There was a pause. ‘Yeah. I think she said something about that. She isn’t back yet?’
Hopeless. This is hopeless.
‘Do you have the number for her friend…Mahoney? The cop?’ he asked.
‘Hang on.’ Even the notoriously scatterbrained Loulou seemed to realise from his voice that something must be wrong. ‘I’ll see what I can find.’
CHAPTER 55
Distantly, Mak was aware of a stabbing pain in her lower back, like a sword impaling her lumbar region and extending out her abdomen.
God help me.
She stood, arranged her coat and a blanket around herself, and began her ritual walk. In a grim semicircle, she shuffled across the cold floor of the cellar in her dirty socks, one leg weighed down by the heavy cuff, its chain sliding across stone with an eerie rattle. The stabbing pains in her back continued, joined by the ache of knee and elbow joints, and the throb of her head. She tried to keep the pain distant. She needed her head to be clear to think of a way out, and giving in to pain would not help. She tried to imagine the streets of Paris just beyond the walls of h
er cellar prison. Perhaps she was not so far away from her hotel? Perhaps she was just across from the Catacombs, and hundreds of people were passing on the streets only metres above her. If she could convince her strange captor to take off her cuff, she could flee. She would be up that set of creaking stairs in a flash, out into the day, and into the crowds, absorbed into the movement and life and chaos of Paris. She would be carried to safety by well-meaning Parisians. She would be saved.
You will not be saved.
Mak had to save herself. Somehow.
Back and forth she moved, pacing bleakly in her bonds, cold and on the edge of hunger. She passed her chamberpot, her water dish, her plate speckled with breadcrumbs. She was alone with her quiet fury, disconnected from normality, dignity, common decency, and even from fear. Perhaps fear, like breath, was rationed out, and it was only very few who ran out of one before the other. Yet here she was, alive, breathing, and absolved of fear, like a soldier after too many battles.
It was strange that life would bring her chronic trouble that seemed never to fade, no matter the skills she learned, no matter the introspection she indulged in. She thought of Arslan, she thought of the Cavanaghs, the Stiletto Killer, those who wished her ill.

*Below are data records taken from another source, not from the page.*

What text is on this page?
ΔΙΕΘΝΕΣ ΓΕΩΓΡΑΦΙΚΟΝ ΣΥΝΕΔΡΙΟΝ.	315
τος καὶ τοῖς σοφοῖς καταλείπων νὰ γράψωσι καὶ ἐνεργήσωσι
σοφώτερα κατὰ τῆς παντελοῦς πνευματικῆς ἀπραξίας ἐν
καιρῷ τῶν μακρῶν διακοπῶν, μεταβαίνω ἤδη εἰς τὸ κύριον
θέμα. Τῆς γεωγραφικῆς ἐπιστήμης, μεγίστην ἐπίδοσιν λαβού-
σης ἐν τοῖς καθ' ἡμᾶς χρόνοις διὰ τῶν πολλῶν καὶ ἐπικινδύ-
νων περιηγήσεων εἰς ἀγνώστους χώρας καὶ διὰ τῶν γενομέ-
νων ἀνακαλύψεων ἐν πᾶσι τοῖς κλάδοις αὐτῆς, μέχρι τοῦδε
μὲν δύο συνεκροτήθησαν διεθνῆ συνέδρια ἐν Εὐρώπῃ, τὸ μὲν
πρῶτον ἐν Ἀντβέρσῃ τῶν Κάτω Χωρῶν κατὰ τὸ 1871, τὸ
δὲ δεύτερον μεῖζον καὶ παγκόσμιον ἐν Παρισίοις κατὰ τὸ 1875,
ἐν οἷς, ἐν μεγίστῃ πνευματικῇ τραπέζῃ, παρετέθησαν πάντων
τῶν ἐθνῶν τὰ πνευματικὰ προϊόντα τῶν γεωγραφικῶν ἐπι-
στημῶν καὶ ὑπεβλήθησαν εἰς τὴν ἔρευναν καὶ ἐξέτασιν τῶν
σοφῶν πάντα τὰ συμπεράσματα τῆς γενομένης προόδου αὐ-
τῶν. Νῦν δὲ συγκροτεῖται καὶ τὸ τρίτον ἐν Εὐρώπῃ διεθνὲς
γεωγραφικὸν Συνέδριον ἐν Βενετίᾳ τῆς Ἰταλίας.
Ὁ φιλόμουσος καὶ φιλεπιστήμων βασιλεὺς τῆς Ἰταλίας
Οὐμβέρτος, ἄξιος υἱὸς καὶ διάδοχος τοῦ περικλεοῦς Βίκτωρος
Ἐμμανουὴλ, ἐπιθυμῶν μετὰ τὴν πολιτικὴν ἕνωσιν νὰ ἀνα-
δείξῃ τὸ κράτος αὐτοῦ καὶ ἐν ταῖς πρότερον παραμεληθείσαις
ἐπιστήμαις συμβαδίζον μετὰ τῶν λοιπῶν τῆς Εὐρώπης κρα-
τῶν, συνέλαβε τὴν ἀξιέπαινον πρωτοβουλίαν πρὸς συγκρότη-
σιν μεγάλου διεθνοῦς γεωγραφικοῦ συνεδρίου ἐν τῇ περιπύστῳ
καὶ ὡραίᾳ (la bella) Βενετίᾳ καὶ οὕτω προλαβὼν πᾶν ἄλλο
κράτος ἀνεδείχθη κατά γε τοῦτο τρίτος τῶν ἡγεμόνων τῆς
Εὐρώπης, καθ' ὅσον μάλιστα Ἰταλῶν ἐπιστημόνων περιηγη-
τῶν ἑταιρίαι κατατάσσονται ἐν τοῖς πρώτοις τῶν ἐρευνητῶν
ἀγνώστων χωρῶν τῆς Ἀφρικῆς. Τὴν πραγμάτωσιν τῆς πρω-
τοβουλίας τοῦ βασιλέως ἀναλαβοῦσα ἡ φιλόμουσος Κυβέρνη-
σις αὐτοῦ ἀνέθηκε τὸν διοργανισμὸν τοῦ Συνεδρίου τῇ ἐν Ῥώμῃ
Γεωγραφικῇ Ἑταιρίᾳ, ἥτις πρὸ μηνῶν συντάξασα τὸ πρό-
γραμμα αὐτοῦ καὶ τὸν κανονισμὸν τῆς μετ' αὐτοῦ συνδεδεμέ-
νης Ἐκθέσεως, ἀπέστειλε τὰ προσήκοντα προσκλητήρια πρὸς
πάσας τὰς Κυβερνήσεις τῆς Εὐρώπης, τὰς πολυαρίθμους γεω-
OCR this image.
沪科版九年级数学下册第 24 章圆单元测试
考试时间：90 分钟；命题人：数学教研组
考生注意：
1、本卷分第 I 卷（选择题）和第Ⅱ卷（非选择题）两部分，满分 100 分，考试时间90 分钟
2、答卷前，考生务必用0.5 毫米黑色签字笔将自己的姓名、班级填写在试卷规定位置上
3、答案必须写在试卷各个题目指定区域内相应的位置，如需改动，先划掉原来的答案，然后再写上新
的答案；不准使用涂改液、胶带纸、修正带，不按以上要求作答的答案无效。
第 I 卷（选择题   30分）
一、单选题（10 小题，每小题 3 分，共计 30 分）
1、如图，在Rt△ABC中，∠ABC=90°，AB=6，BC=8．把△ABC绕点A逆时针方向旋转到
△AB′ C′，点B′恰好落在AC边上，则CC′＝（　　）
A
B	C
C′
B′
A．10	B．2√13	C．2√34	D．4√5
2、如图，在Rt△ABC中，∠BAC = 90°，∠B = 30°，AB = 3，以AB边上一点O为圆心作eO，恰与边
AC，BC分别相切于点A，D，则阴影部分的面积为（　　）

She shared the earth with dangerous people. Mak had received so much unwanted attention over the years that she could in an instant switch from being relaxed to a hyper-alert survival mode. Her father, the retired Detective Inspector Les Vanderwall, had nicknamed her ‘The Hawk’ for her tendency to survey her surroundings with coplike attention to potential danger. She found it uncomfortable to sit anywhere except the ‘Clint Chair’ in a restaurant or any public venue. The Clint Chair was the seating position that let her keep her back to the wall, an eye on entrances and exits, and preferably had a view of the activity at the cash register as well; it was named thus because it was the seat Clint Eastwood’s Dirty Harry would choose.